The Brazen Bride(8)

By: Stephanie Laurens



Linnet winced at the gasp that exploded from the stranger’s lips—saw his body go lax, boneless, and knew he was unconscious again.

“Damn! I didn’t get a chance to ask who he was.” Leaning against the side of the mattress, she peered into his face. “But what caused that?”

Muriel, too, was frowning. “Did you check for head wounds?”

“There weren’t any … well, not to see.” Linnet knelt beside him and reached for his head. “But his hair is so thick, perhaps …” Infinitely gently, she took his skull between her hands. Fingers spread, she searched, felt.… “Oh, my God! There’s a huge contusion.” Drawing back her hand, she studied her fingertips. “Blood, so the skin’s broken.”

The observation led to another round of careful tending, of warm water in basins, towels, salves, and eventually stacks of bandages as between them she and Muriel cleansed, then dried, padded and bandaged the wound. “Looks like he was hit over the head with a spar.”

In order to properly pad the area so that, once bandaged, their patient would be able to turn on the pillows without excruciating pain, they had to get Edgar and John to come and hold him upright, taking extra care not to dislodge the bandages around his chest and abdomen.

Examining the wound, Edgar opined, “Hard head, he must have, to have survived that.”

John nodded. “Lucky beggar all around, what with that slash and the shipwreck and storm. Charmed life, you might say.”

Linnet thanked them and let them go back to their dinners. Muriel, too; after closing the door behind her aunt, Linnet turned back into the room. Folding her arms, gripping her elbows, she halted by the bed and stared down at her patient.

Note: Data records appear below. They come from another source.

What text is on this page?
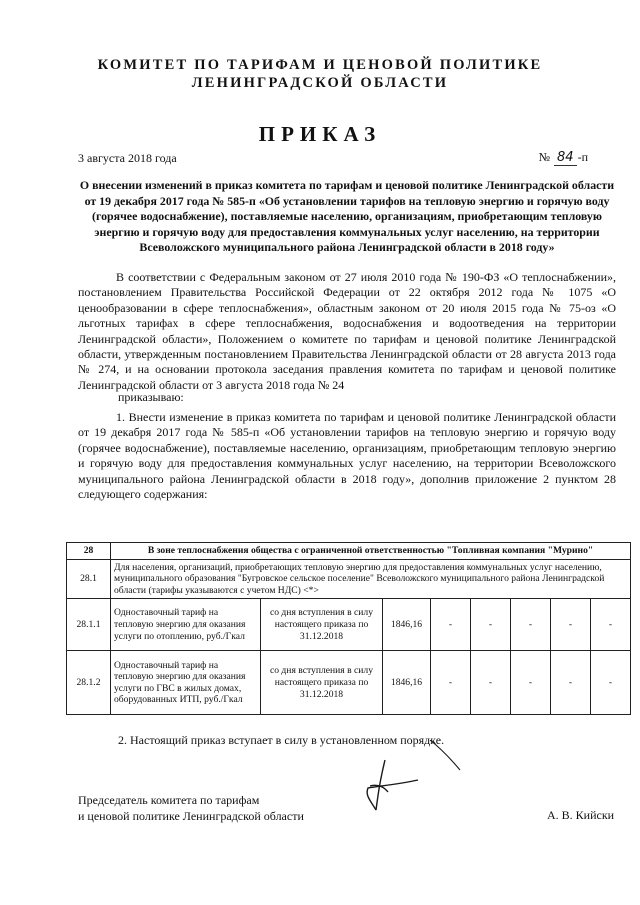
КОМИТЕТ ПО ТАРИФАМ И ЦЕНОВОЙ ПОЛИТИКЕ
ЛЕНИНГРАДСКОЙ ОБЛАСТИ
ПРИКАЗ
3 августа 2018 года	№ 84 -п
О внесении изменений в приказ комитета по тарифам и ценовой политике Ленинградской области от 19 декабря 2017 года № 585-п «Об установлении тарифов на тепловую энергию и горячую воду (горячее водоснабжение), поставляемые населению, организациям, приобретающим тепловую энергию и горячую воду для предоставления коммунальных услуг населению, на территории Всеволожского муниципального района Ленинградской области в 2018 году»
В соответствии с Федеральным законом от 27 июля 2010 года № 190-ФЗ «О теплоснабжении», постановлением Правительства Российской Федерации от 22 октября 2012 года № 1075 «О ценообразовании в сфере теплоснабжения», областным законом от 20 июля 2015 года № 75-оз «О льготных тарифах в сфере теплоснабжения, водоснабжения и водоотведения на территории Ленинградской области», Положением о комитете по тарифам и ценовой политике Ленинградской области, утвержденным постановлением Правительства Ленинградской области от 28 августа 2013 года № 274, и на основании протокола заседания правления комитета по тарифам и ценовой политике Ленинградской области от 3 августа 2018 года № 24
приказываю:
1. Внести изменение в приказ комитета по тарифам и ценовой политике Ленинградской области от 19 декабря 2017 года № 585-п «Об установлении тарифов на тепловую энергию и горячую воду (горячее водоснабжение), поставляемые населению, организациям, приобретающим тепловую энергию и горячую воду для предоставления коммунальных услуг населению, на территории Всеволожского муниципального района Ленинградской области в 2018 году», дополнив приложение 2 пунктом 28 следующего содержания:
28	В зоне теплоснабжения общества с ограниченной ответственностью "Топливная компания "Мурино"							
28.1	Для населения, организаций, приобретающих тепловую энергию для предоставления коммунальных услуг населению, муниципального образования "Бугровское сельское поселение" Всеволожского муниципального района Ленинградской области (тарифы указываются с учетом НДС) <*>							
28.1.1	Одноставочный тариф на тепловую энергию для оказания услуги по отоплению, руб./Гкал	со дня вступления в силу настоящего приказа по 31.12.2018	1846,16	-	-	-	-	-
28.1.2	Одноставочный тариф на тепловую энергию для оказания услуги по ГВС в жилых домах, оборудованных ИТП, руб./Гкал	со дня вступления в силу настоящего приказа по 31.12.2018	1846,16	-	-	-	-	-
2. Настоящий приказ вступает в силу в установленном порядке.
Председатель комитета по тарифам
и ценовой политике Ленинградской области	А. В. Кийски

He’d been a fighting man—in one or other of the services at one time was her guess. He had numerous scars—small and old, most of them—scattered over his body. A charmed, life? Not in the literal sense. But she really, really wanted to know who he was.

Given her position in this corner of the world, she needed to know who he was.

Retreating to the armchair by the window, she sat and watched him for a while. When he showed no signs of stirring, let alone waking and doing something stupid like trying to get up, she rose and went downstairs. To finish her dinner and organize another round of hot bricks.


Three hours later, Linnet stood once more by her bed, arms folded, and frowned at her comatose fallen angel. By the dim light thrown by the lamp she’d left on the small table nearby, she studied his face and struggled to tamp down her concern.

His color wasn’t bad, but his face was tanned, so that might be misleading. His breathing, however, was deep and even, and his pulse, when she’d checked it mere minutes ago, had been steady and strong.

Yet he showed no signs of waking.

After his ill-advised excursion, he’d lapsed back into unconsciousness, if anything deeper than before. Bad enough, but what was truly worrying was his still chilled flesh. Even the spots that should by now have warmed remained icy cold.

At least she now knew his eyes were dark blue. So dark she’d originally thought they were black, but then he’d looked directly into her eyes and she’d seen the blue flames in the darkness.

So he was a fallen angel with black hair and midnight eyes—and despite the four changes of hot bricks they’d applied, he was still too damned cold for her comfort. Too unresponsive, too close to death. And she couldn’t shake the absolute conviction that it was, somehow, vitally important that he lived. That, somehow, it was up to her to ensure he did.

It was ridiculous, but it felt as if this were some God-sent, test. She rescued people all the time—it was what she did, a part of her role. So could she rescue a fallen angel?

She paced, scowled, and paced some more while about her the house, her house, her home, slid into comfortable slumber. Edgar and John both helped about the manor house; after dinner, after the usual sitting and chatting in the parlor—tonight mostly speculating about the wreck and their survivor—the pair had retired to the cottage they shared with Vincent, the head stableman, and Bright, the gardener. Mrs. Pennyweather, the cook, and Molly and Prue, the two maids-of-all-work, would by now be snug in their beds in the staff quarters on the ground floor.